A renegociação da dívida de Portugal está na ordem do dia. Não por só agora ter surgido esta proposta ou reivindicação. Mas como proposta central no âmbito de um Manifesto subscrito por cerca de setenta personalidades e agora tornado público.
Há muito que o PCP defende a renegociação da dívida. Há muito que o PCP afirma que não se promove o desenvolvimento, nem se dá resposta aos problemas financeiros e sociais com o actual serviço da dívida. Só em juros da dívida pública, estamos a pagar mais de 7 mil milhões de euros por ano, o equivalente ao que gastamos com a saúde! O PCP foi a primeira força política a tomar posição pública sobre este assunto. O serviço da dívida é insustentável e uma política de relançamento da economia exige a sua renegociação nos seus prazos, juros e montantes.
Amplos sectores da sociedade portuguesa acabam por convergir relativamente à necessidade de renegociação da dívida externa.

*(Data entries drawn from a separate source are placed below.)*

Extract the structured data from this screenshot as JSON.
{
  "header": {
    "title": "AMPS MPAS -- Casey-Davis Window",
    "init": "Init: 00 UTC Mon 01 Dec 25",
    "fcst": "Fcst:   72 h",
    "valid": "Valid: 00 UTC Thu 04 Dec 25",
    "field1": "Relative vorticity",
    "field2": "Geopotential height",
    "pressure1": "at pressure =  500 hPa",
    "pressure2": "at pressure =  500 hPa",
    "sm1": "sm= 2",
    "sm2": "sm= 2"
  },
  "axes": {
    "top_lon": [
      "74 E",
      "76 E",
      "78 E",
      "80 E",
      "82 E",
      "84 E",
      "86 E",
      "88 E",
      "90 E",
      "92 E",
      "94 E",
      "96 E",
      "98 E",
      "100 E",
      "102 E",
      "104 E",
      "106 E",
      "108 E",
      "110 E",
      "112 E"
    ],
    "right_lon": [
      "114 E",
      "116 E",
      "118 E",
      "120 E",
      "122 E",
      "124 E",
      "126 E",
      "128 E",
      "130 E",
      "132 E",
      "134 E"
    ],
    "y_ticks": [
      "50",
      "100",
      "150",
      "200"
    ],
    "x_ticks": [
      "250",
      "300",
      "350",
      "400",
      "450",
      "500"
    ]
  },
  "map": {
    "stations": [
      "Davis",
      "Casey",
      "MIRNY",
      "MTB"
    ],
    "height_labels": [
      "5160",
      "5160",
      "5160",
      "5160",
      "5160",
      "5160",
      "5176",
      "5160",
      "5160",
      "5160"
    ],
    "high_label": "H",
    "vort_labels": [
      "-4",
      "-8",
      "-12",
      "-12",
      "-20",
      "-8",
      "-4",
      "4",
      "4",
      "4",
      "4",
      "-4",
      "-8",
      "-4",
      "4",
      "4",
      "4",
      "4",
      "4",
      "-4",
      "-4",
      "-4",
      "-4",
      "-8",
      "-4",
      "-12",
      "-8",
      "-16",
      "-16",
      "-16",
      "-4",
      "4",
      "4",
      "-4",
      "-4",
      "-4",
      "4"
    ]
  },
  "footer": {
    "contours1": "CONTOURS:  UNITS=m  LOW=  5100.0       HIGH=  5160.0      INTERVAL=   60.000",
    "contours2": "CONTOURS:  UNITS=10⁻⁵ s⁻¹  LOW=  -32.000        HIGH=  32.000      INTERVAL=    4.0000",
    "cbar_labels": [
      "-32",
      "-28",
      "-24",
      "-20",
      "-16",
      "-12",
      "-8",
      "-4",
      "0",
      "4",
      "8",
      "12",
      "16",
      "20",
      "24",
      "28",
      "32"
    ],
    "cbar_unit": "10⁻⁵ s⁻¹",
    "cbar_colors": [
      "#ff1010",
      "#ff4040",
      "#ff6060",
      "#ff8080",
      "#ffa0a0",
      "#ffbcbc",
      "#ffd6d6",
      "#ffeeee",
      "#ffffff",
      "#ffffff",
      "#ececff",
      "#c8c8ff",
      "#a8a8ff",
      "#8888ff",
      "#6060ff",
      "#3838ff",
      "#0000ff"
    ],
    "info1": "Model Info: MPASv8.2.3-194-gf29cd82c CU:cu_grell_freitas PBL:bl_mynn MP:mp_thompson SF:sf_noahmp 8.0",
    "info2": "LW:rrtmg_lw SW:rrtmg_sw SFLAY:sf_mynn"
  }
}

E também mais uma vez, há quem recorde a história e os seus exemplos. A 27 de Fevereiro de 1953 subscreveram-se os Acordos de Londres. Então, em 1953,a Alemanha já tinha beneficiado da injecção de fundos provenientes do Plano Marshall. A potência que movida pelo nazismo destruíra grande parte da Europa e do Mundo, cometendo crimes brutais contra a humanidade, tinha acumulado, tanto antes, como depois da guerra, uma enorme dívida externa, junto de mais de 70 países. O país derrotado não colhia naturalmente qualquer especial simpatia por parte das nações europeias e mesmo dos Estados Unidos, vítimas do pesadelo e da barbárie nazi. A Alemanha do início dos anos 50 encontrava-se endividada, a sua economia em ruínas e sem qualquer credibilidade.

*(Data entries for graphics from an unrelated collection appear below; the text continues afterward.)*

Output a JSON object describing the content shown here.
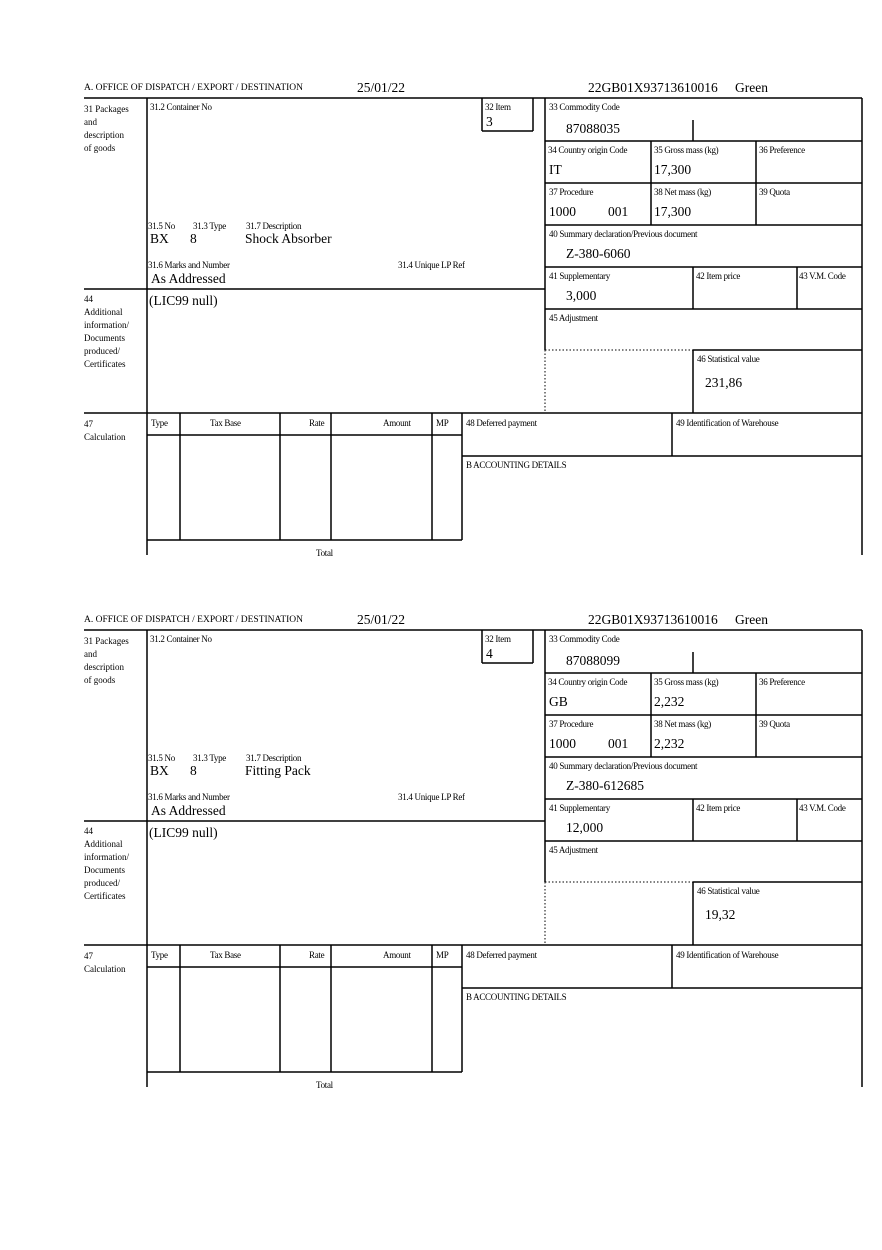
{
  "labels": {
    "office": "A.  OFFICE OF DISPATCH / EXPORT / DESTINATION",
    "packages": "31 Packages\nand\ndescription\nof goods",
    "container_no": "31.2 Container No",
    "item": "32 Item",
    "no": "31.5 No",
    "type": "31.3 Type",
    "description": "31.7 Description",
    "marks": "31.6 Marks and Number",
    "unique_lp": "31.4 Unique LP Ref",
    "additional": "44\nAdditional\ninformation/\nDocuments\nproduced/\nCertificates",
    "commodity_code": "33 Commodity Code",
    "country_origin": "34 Country origin Code",
    "gross_mass": "35 Gross mass (kg)",
    "preference": "36 Preference",
    "procedure": "37 Procedure",
    "net_mass": "38 Net mass (kg)",
    "quota": "39 Quota",
    "summary_decl": "40 Summary declaration/Previous document",
    "supplementary": "41 Supplementary",
    "item_price": "42 Item price",
    "vm_code": "43 V.M. Code",
    "adjustment": "45 Adjustment",
    "statistical_value": "46 Statistical value",
    "calculation": "47\nCalculation",
    "calc_type": "Type",
    "calc_tax_base": "Tax Base",
    "calc_rate": "Rate",
    "calc_amount": "Amount",
    "calc_mp": "MP",
    "total": "Total",
    "deferred_payment": "48 Deferred payment",
    "warehouse": "49 Identification of Warehouse",
    "accounting": "B ACCOUNTING DETAILS"
  },
  "items": [
    {
      "date": "25/01/22",
      "reference": "22GB01X93713610016",
      "route": "Green",
      "item_no": "3",
      "pkg_kind": "BX",
      "pkg_count": "8",
      "description": "Shock Absorber",
      "marks": "As Addressed",
      "additional_info": "(LIC99 null)",
      "commodity_code": "87088035",
      "country_origin": "IT",
      "gross_mass": "17,300",
      "procedure": "1000",
      "procedure_additional": "001",
      "net_mass": "17,300",
      "previous_document": "Z-380-6060",
      "supplementary": "3,000",
      "statistical_value": "231,86"
    },
    {
      "date": "25/01/22",
      "reference": "22GB01X93713610016",
      "route": "Green",
      "item_no": "4",
      "pkg_kind": "BX",
      "pkg_count": "8",
      "description": "Fitting Pack",
      "marks": "As Addressed",
      "additional_info": "(LIC99 null)",
      "commodity_code": "87088099",
      "country_origin": "GB",
      "gross_mass": "2,232",
      "procedure": "1000",
      "procedure_additional": "001",
      "net_mass": "2,232",
      "previous_document": "Z-380-612685",
      "supplementary": "12,000",
      "statistical_value": "19,32"
    }
  ]
}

Os Acordos de Londres de 1953, não propriamente devido a intenções humanitárias e de clemência, antes movidos por interesses políticos, económicos e geoestratégicos, permitiram tirar a Alemanha da crise. A troika então era constituída pelos principais credores da Alemanha, os EUA, o Reino Unido e a França.
As negociações não foram fáceis. O mundo, os vencedores da guerra e os principais decisores políticos, tinham sem dúvida bem presentes as consequências do tratado de Versalhes, no final da I Guerra Mundial. Na declaração de Londres, os EUA, o Reino Unido e a França garantiram a solvabilidade alemã e uma solução adequada para a sua dívida, tendo em conta a resolução rápida dos problemas económicos da Alemanha.

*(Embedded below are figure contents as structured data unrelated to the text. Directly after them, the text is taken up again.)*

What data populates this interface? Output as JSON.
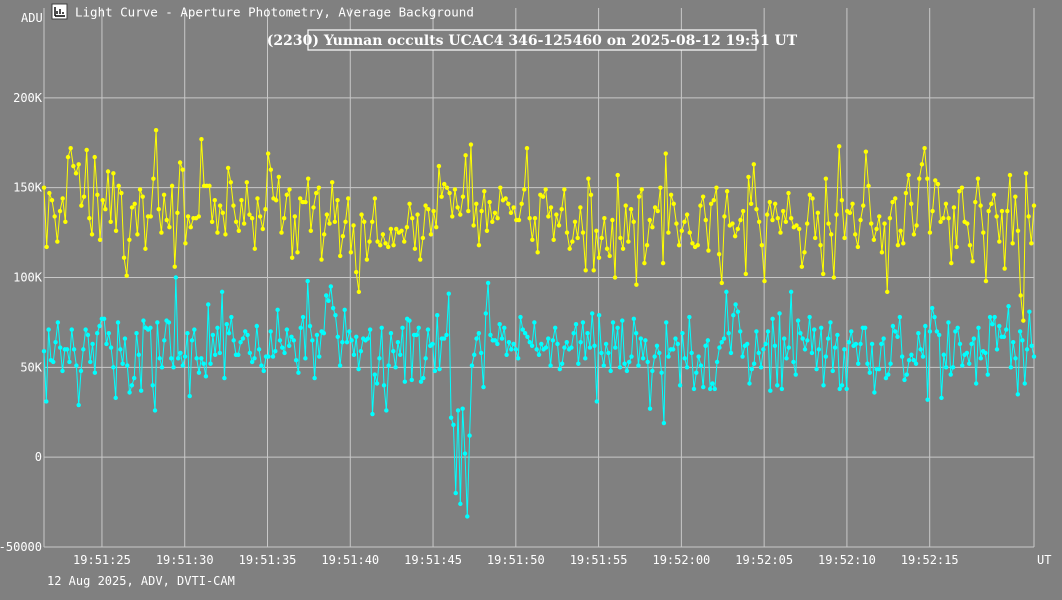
{
  "window": {
    "title": "Light Curve - Aperture Photometry, Average Background",
    "icon": "chart-icon"
  },
  "footer": "12 Aug 2025, ADV, DVTI-CAM",
  "colors": {
    "background": "#808080",
    "grid": "#c8c8c8",
    "target": "#ffff00",
    "comparison": "#00ffff",
    "text": "#ffffff"
  },
  "chart_data": {
    "type": "line",
    "title": "(2230) Yunnan occults UCAC4 346-125460 on 2025-08-12  19:51 UT",
    "ylabel": "ADU",
    "xlabel": "UT",
    "ylim": [
      -50000,
      250000
    ],
    "xlim": [
      "19:51:21.5",
      "19:52:21.3"
    ],
    "grid": true,
    "yticks": [
      {
        "value": 200000,
        "label": "200K"
      },
      {
        "value": 150000,
        "label": "150K"
      },
      {
        "value": 100000,
        "label": "100K"
      },
      {
        "value": 50000,
        "label": "50K"
      },
      {
        "value": 0,
        "label": "0"
      },
      {
        "value": -50000,
        "label": "-50000"
      }
    ],
    "xticks": [
      {
        "t": "19:51:25",
        "label": "19:51:25"
      },
      {
        "t": "19:51:30",
        "label": "19:51:30"
      },
      {
        "t": "19:51:35",
        "label": "19:51:35"
      },
      {
        "t": "19:51:40",
        "label": "19:51:40"
      },
      {
        "t": "19:51:45",
        "label": "19:51:45"
      },
      {
        "t": "19:51:50",
        "label": "19:51:50"
      },
      {
        "t": "19:51:55",
        "label": "19:51:55"
      },
      {
        "t": "19:52:00",
        "label": "19:52:00"
      },
      {
        "t": "19:52:05",
        "label": "19:52:05"
      },
      {
        "t": "19:52:10",
        "label": "19:52:10"
      },
      {
        "t": "19:52:15",
        "label": "19:52:15"
      }
    ],
    "frame_rate_hz": 5,
    "series": [
      {
        "values": [
          150000,
          117000,
          147000,
          143000,
          134000,
          120000,
          137000,
          144000,
          131000,
          167000,
          172000,
          162000,
          158000,
          163000,
          140000,
          145000,
          171000,
          133000,
          124000,
          167000,
          146000,
          121000,
          143000,
          138000,
          159000,
          131000,
          158000,
          126000,
          151000,
          147000,
          111000,
          101000,
          121000,
          139000,
          141000,
          124000,
          149000,
          145000,
          116000,
          134000,
          134000,
          155000,
          182000,
          138000,
          125000,
          146000,
          132000,
          128000,
          151000,
          106000,
          136000,
          164000,
          160000,
          119000,
          134000,
          128000,
          133000,
          133000,
          134000,
          177000,
          151000,
          151000,
          151000,
          131000,
          143000,
          125000,
          140000,
          136000,
          124000,
          161000,
          153000,
          140000,
          131000,
          126000,
          143000,
          130000,
          153000,
          135000,
          133000,
          116000,
          144000,
          134000,
          127000,
          138000,
          169000,
          160000,
          144000,
          143000,
          156000,
          125000,
          133000,
          146000,
          149000,
          111000,
          134000,
          114000,
          144000,
          142000,
          142000,
          155000,
          126000,
          139000,
          147000,
          150000,
          110000,
          124000,
          135000,
          130000,
          153000,
          131000,
          143000,
          112000,
          123000,
          131000,
          144000,
          114000,
          129000,
          103000,
          92000,
          135000,
          131000,
          110000,
          120000,
          131000,
          144000,
          120000,
          118000,
          124000,
          119000,
          117000,
          127000,
          118000,
          127000,
          125000,
          126000,
          120000,
          128000,
          141000,
          133000,
          116000,
          135000,
          110000,
          122000,
          140000,
          138000,
          124000,
          137000,
          128000,
          162000,
          145000,
          152000,
          150000,
          147000,
          134000,
          149000,
          139000,
          135000,
          145000,
          168000,
          137000,
          174000,
          129000,
          141000,
          118000,
          137000,
          148000,
          126000,
          142000,
          131000,
          136000,
          133000,
          150000,
          143000,
          144000,
          141000,
          136000,
          139000,
          132000,
          132000,
          141000,
          149000,
          172000,
          133000,
          121000,
          133000,
          114000,
          146000,
          145000,
          149000,
          134000,
          139000,
          121000,
          135000,
          129000,
          138000,
          149000,
          125000,
          116000,
          120000,
          131000,
          122000,
          139000,
          125000,
          104000,
          155000,
          146000,
          104000,
          126000,
          111000,
          122000,
          133000,
          116000,
          112000,
          132000,
          100000,
          157000,
          122000,
          116000,
          140000,
          120000,
          138000,
          131000,
          96000,
          145000,
          149000,
          108000,
          118000,
          132000,
          128000,
          139000,
          137000,
          150000,
          108000,
          169000,
          125000,
          146000,
          141000,
          130000,
          118000,
          126000,
          131000,
          135000,
          125000,
          119000,
          117000,
          118000,
          140000,
          145000,
          132000,
          115000,
          141000,
          143000,
          150000,
          113000,
          97000,
          134000,
          148000,
          129000,
          130000,
          123000,
          127000,
          132000,
          137000,
          102000,
          156000,
          141000,
          163000,
          138000,
          131000,
          118000,
          98000,
          135000,
          142000,
          132000,
          141000,
          133000,
          125000,
          137000,
          131000,
          147000,
          133000,
          128000,
          129000,
          127000,
          106000,
          114000,
          130000,
          146000,
          144000,
          122000,
          136000,
          118000,
          102000,
          155000,
          130000,
          124000,
          100000,
          135000,
          173000,
          143000,
          122000,
          137000,
          136000,
          141000,
          124000,
          117000,
          132000,
          140000,
          170000,
          151000,
          130000,
          121000,
          127000,
          134000,
          114000,
          130000,
          92000,
          133000,
          142000,
          144000,
          118000,
          126000,
          119000,
          147000,
          157000,
          141000,
          124000,
          129000,
          155000,
          163000,
          172000,
          155000,
          125000,
          137000,
          154000,
          152000,
          131000,
          133000,
          141000,
          133000,
          108000,
          139000,
          117000,
          148000,
          150000,
          131000,
          130000,
          118000,
          109000,
          142000,
          155000,
          140000,
          125000,
          98000,
          137000,
          141000,
          146000,
          134000,
          120000,
          137000,
          105000,
          137000,
          157000,
          119000,
          145000,
          126000,
          90000,
          76000,
          158000,
          134000,
          119000,
          140000
        ]
      },
      {
        "values": [
          59000,
          31000,
          71000,
          54000,
          53000,
          64000,
          75000,
          61000,
          48000,
          60000,
          60000,
          53000,
          71000,
          60000,
          51000,
          29000,
          48000,
          60000,
          71000,
          68000,
          53000,
          63000,
          47000,
          69000,
          73000,
          77000,
          77000,
          63000,
          69000,
          61000,
          50000,
          33000,
          75000,
          60000,
          52000,
          66000,
          51000,
          36000,
          40000,
          44000,
          69000,
          57000,
          37000,
          76000,
          72000,
          71000,
          72000,
          40000,
          26000,
          75000,
          55000,
          50000,
          65000,
          76000,
          75000,
          55000,
          50000,
          100000,
          55000,
          58000,
          51000,
          56000,
          69000,
          34000,
          65000,
          71000,
          55000,
          47000,
          55000,
          52000,
          45000,
          85000,
          52000,
          68000,
          57000,
          72000,
          58000,
          92000,
          44000,
          74000,
          69000,
          78000,
          65000,
          57000,
          57000,
          64000,
          66000,
          70000,
          68000,
          58000,
          53000,
          55000,
          73000,
          60000,
          51000,
          48000,
          56000,
          56000,
          70000,
          56000,
          59000,
          82000,
          65000,
          61000,
          58000,
          71000,
          62000,
          67000,
          65000,
          54000,
          47000,
          72000,
          78000,
          55000,
          98000,
          73000,
          65000,
          44000,
          68000,
          56000,
          70000,
          69000,
          90000,
          87000,
          95000,
          83000,
          79000,
          67000,
          51000,
          64000,
          82000,
          64000,
          70000,
          65000,
          57000,
          67000,
          49000,
          59000,
          66000,
          65000,
          66000,
          71000,
          24000,
          46000,
          41000,
          55000,
          72000,
          40000,
          26000,
          51000,
          69000,
          59000,
          50000,
          64000,
          57000,
          72000,
          42000,
          77000,
          76000,
          43000,
          68000,
          68000,
          72000,
          42000,
          44000,
          55000,
          71000,
          62000,
          63000,
          48000,
          79000,
          49000,
          66000,
          66000,
          68000,
          91000,
          22000,
          18000,
          -20000,
          26000,
          -26000,
          27000,
          2000,
          -33000,
          12000,
          51000,
          57000,
          66000,
          69000,
          58000,
          39000,
          80000,
          97000,
          68000,
          65000,
          65000,
          63000,
          74000,
          66000,
          72000,
          57000,
          64000,
          60000,
          63000,
          60000,
          55000,
          78000,
          71000,
          69000,
          67000,
          64000,
          62000,
          75000,
          60000,
          57000,
          63000,
          60000,
          61000,
          66000,
          51000,
          65000,
          72000,
          63000,
          49000,
          52000,
          61000,
          64000,
          60000,
          61000,
          69000,
          74000,
          52000,
          64000,
          75000,
          55000,
          69000,
          61000,
          80000,
          62000,
          31000,
          79000,
          58000,
          51000,
          63000,
          58000,
          48000,
          75000,
          61000,
          72000,
          50000,
          76000,
          52000,
          48000,
          53000,
          56000,
          77000,
          69000,
          51000,
          66000,
          55000,
          65000,
          53000,
          27000,
          48000,
          56000,
          62000,
          58000,
          47000,
          19000,
          75000,
          56000,
          60000,
          60000,
          66000,
          63000,
          40000,
          69000,
          55000,
          50000,
          78000,
          58000,
          38000,
          47000,
          56000,
          51000,
          39000,
          62000,
          65000,
          38000,
          41000,
          38000,
          53000,
          61000,
          64000,
          66000,
          92000,
          69000,
          58000,
          79000,
          85000,
          81000,
          70000,
          56000,
          62000,
          63000,
          41000,
          49000,
          52000,
          70000,
          58000,
          50000,
          60000,
          63000,
          70000,
          37000,
          77000,
          62000,
          40000,
          80000,
          38000,
          66000,
          55000,
          61000,
          92000,
          53000,
          46000,
          76000,
          69000,
          66000,
          60000,
          65000,
          78000,
          58000,
          71000,
          49000,
          60000,
          72000,
          40000,
          56000,
          66000,
          75000,
          48000,
          61000,
          68000,
          38000,
          40000,
          60000,
          38000,
          64000,
          70000,
          62000,
          63000,
          52000,
          63000,
          72000,
          72000,
          52000,
          47000,
          63000,
          36000,
          49000,
          49000,
          63000,
          66000,
          44000,
          46000,
          52000,
          73000,
          70000,
          67000,
          78000,
          56000,
          43000,
          46000,
          54000,
          57000,
          54000,
          52000,
          69000,
          60000,
          56000,
          73000,
          32000,
          70000,
          83000,
          78000,
          70000,
          68000,
          33000,
          57000,
          50000,
          75000,
          46000,
          50000,
          70000,
          72000,
          63000,
          51000,
          57000,
          58000,
          52000,
          63000,
          66000,
          41000,
          72000,
          55000,
          59000,
          58000,
          46000,
          78000,
          74000,
          78000,
          60000,
          73000,
          67000,
          67000,
          71000,
          84000,
          50000,
          64000,
          55000,
          35000,
          70000,
          65000,
          41000,
          60000,
          81000,
          62000,
          56000
        ]
      }
    ]
  }
}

A troika de então aceitou uma redução do valor da dívida externa alemã de 62,6%., estabeleceu regras favoráveis para o pagamento do valor que ficou em falta, a pagar em marcos com os juros a níveis abaixo do mercado, e sempre no pressuposto de que o serviço de dívida se adaptasse, a todo o momento, à capacidade da economia alemã para fazer face à sua própria dívida. Foi estabelecida uma regra de ouro, nunca violada, a limitação da amortização anual da dívida e de juros a 5% do valor das exportações do país. A dívida externa alemã foi perdoada em 46% e a posterior à II Guerra em 51,2%. Do remanescente, 17% ficaram a juro zero e 38% a juro de 2,5%. Os juros devidos desde 1934 foram igualmente perdoados. Foi também acordado um período de carência de cinco anos.
A Alemanha duplicou o valor do PIB entre 1953 e 1963 e conseguiu, antes do tempo previsto, pagar toda a dívida não perdoada.
È também possível a renegociação da dívida portuguesa. Vários outros exemplos existem na história, mesmo na mais recente.
O PCP há muito que o defende. A justeza desta posição não depende da sua aceitação por todos. A recente descoberta da sua necessidade por mais uns quantos, confirma, de novo, que as propostas do PCP defendem os interesses nacionais e o povo português.